Year-end tax tips
With the end of the year quickly approaching, I decided to take a look around to see what kind of tax info I could find. While it may seem too soon to think of April 15th; like the holidays, not waiting until the last minute can prove an effective strategy for getting the most out of your taxes this year.
So when making your holiday plans, squeeze in time to give your taxes a once over. See how they measure up to our checklist below, and your pocketbook may thank you later.
I know that this post doesn’t really fit into my usual format but after getting screwed by the IRS for so many years I thought I would go ahead share this info with my readers. Hopefully you can use these tips to be more informed about your tax situation.
Year-End Tax Tips
1. Compare standard versus itemized deductions - Put the amount of your 2004 standard deduction next to your itemized deduction and see how the two compare. If your itemized deductions exceed the amount of your standard deduction, you will save tax dollars by itemizing. If your itemized deductions are close to your standard, then consider shifting some of them from one year to the next. For example, if you can’t itemize in 2004 but can in 2005, consider making your annual charitable donation in January instead of December.
2. Make flexible spending work for you - If you don’t rack up enough medical expenses in 2004 to meet the amount you set aside in your flexible spending account, you’ll lose the money. If you’ve got extra, it’s a good idea to start making a few last-minute appointments, and be sure to save your receipts for medications.
3. Keep track of medical costs - Keep track of your unreimbursed medical expenses all year long. You can deduct those only if they exceed 7.5% of your adjusted gross income. If you think you’re close to the 7.5% requirement but not quite there, you may consider having an elective or necessary procedure before year-end.
4. Get serious about retirement - One way to effectively lower your taxable income for the year is to contribute to or open a retirement plan, such as a 401(k), 403(b), deductible IRA, SIMPLE IRA or SEP. Make contributions for 2004 up until December 31st for 401(k)s and 403(b)s. With some other plans, you have until April 15th to make those donations. Check with a tax professional to determine which move is best for you.

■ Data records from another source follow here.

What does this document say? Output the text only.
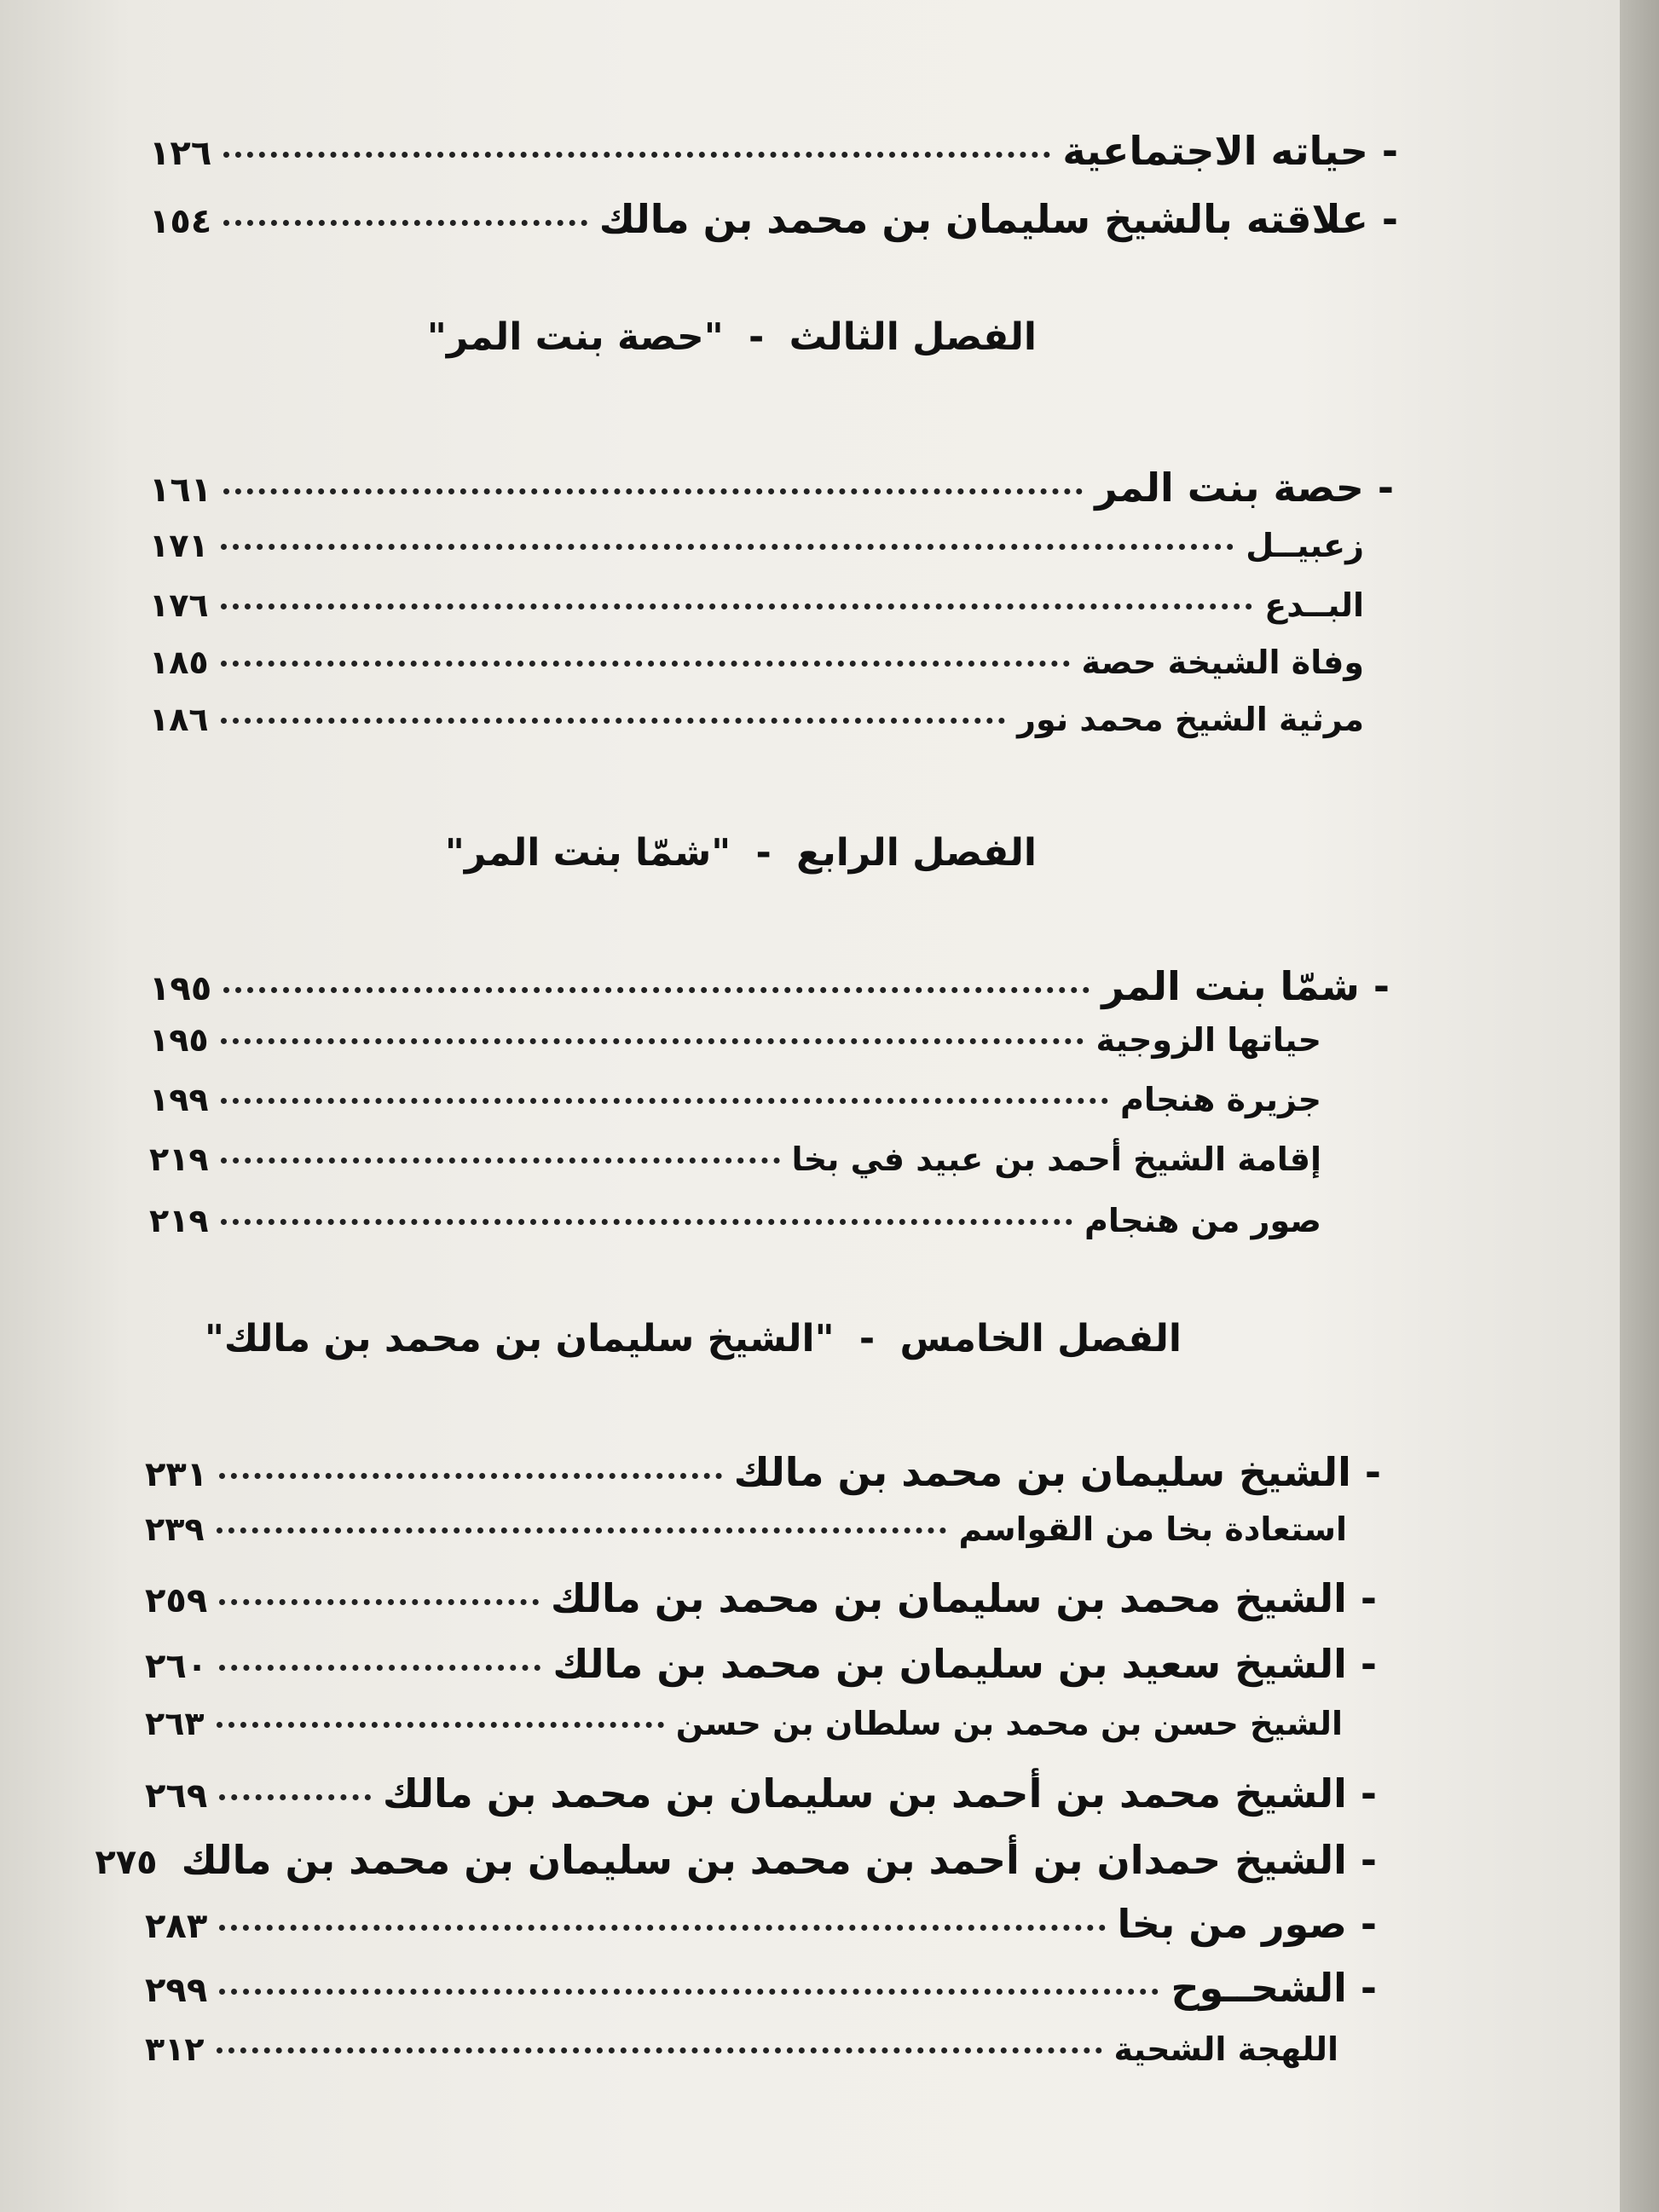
- حياته الاجتماعية
١٢٦
- علاقته بالشيخ سليمان بن محمد بن مالك
١٥٤
الفصل الثالث - "حصة بنت المر"
- حصة بنت المر
١٦١
زعبيــل
١٧١
البــدع
١٧٦
وفاة الشيخة حصة
١٨٥
مرثية الشيخ محمد نور
١٨٦
الفصل الرابع - "شمّا بنت المر"
- شمّا بنت المر
١٩٥
حياتها الزوجية
١٩٥
جزيرة هنجام
١٩٩
إقامة الشيخ أحمد بن عبيد في بخا
٢١٩
صور من هنجام
٢١٩
الفصل الخامس - "الشيخ سليمان بن محمد بن مالك"
- الشيخ سليمان بن محمد بن مالك
٢٣١
استعادة بخا من القواسم
٢٣٩
- الشيخ محمد بن سليمان بن محمد بن مالك
٢٥٩
- الشيخ سعيد بن سليمان بن محمد بن مالك
٢٦٠
الشيخ حسن بن محمد بن سلطان بن حسن
٢٦٣
- الشيخ محمد بن أحمد بن سليمان بن محمد بن مالك
٢٦٩
- الشيخ حمدان بن أحمد بن محمد بن سليمان بن محمد بن مالك
٢٧٥
- صور من بخا
٢٨٣
- الشحــوح
٢٩٩
اللهجة الشحية
٣١٢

5. Adopt a charitable attitude - Donating clothing and household goods to charities before January 1, 2005, is not just a good deed; it’s also deductible on your 2004 return. Be sure to get a receipt from the organization you’re donating to, and keep in mind that the deduction is limited to the item’s current fair market value (what you could sell it for at a garage sale). So do a good deed, and let it work for you.
6. Save with the sales tax deduction - If you itemize deductions on your return, you can choose either to deduct your state income tax or the sum of your sales tax for tax years 2004 and 2005. For those living in states that don’t impose an income tax, the choice is clear. For everyone else, number crunching will point the way to the most advantageous option. Since the change went into effect only in October, the IRS has provided a sales tax table you can use to estimate your tax for 2004 prior to October. Next year, though, save those receipts.
7. Put off the wedding - If you’re planning on getting married toward the end of the year, it may be wise to wait until next year. The so-called “marriage penalty” occurs when you pay more tax on a joint return than you would have had you remained single and filed two separate returns. Couples whose taxable income puts them in a marginal tax rate above 11 percent can pay a higher rate. Plus, deductions and credits can be reduced or eliminated when the incomes are combined.
8. Sell off stock - If you have a large net capital gain so far this year, you might want to consider selling some stock to generate a loss before year-end. Doing so could reduce the amount of tax you pay this year. However, remember that if you do sell stock to generate a loss, you are prohibited from purchasing substantially similar stock within 30 days before or after the sale that generated the loss.
9. Give the gift of cash - If you’re planning on giving large cash gifts this holiday season, it’s best to know the rules. If you’re married you can gift up to $22,000 to one individual free of gift tax. If you’re single but the person to whom you’re giving the cash gift is married, you can gift each person up to $11,000 tax free. A married couple can gift another couple up to $44,000 with gift tax consequences. Keep in mind that a gift of future interest (contribution to a trust that cannot be accessed by the beneficiary until some date in the future) does not qualify the $11,000 annual gift tax exclusion.
10. Don’t let extra money sit around - If you have a large amount of cash to invest and want to shift some of your income to 2005, consider investing in a short-term CD or a Treasury bill that matures in 2005.
11. Strategies for the self-employed - If you’re self-employed and use the cash method of accounting, you can decrease your 2004 taxable income by delaying your December billings until January, setting up a qualified self-employed retirement plan (SEP) and deducting contributions you make on your 2004 return, and buying supplies and equipment this year instead of next.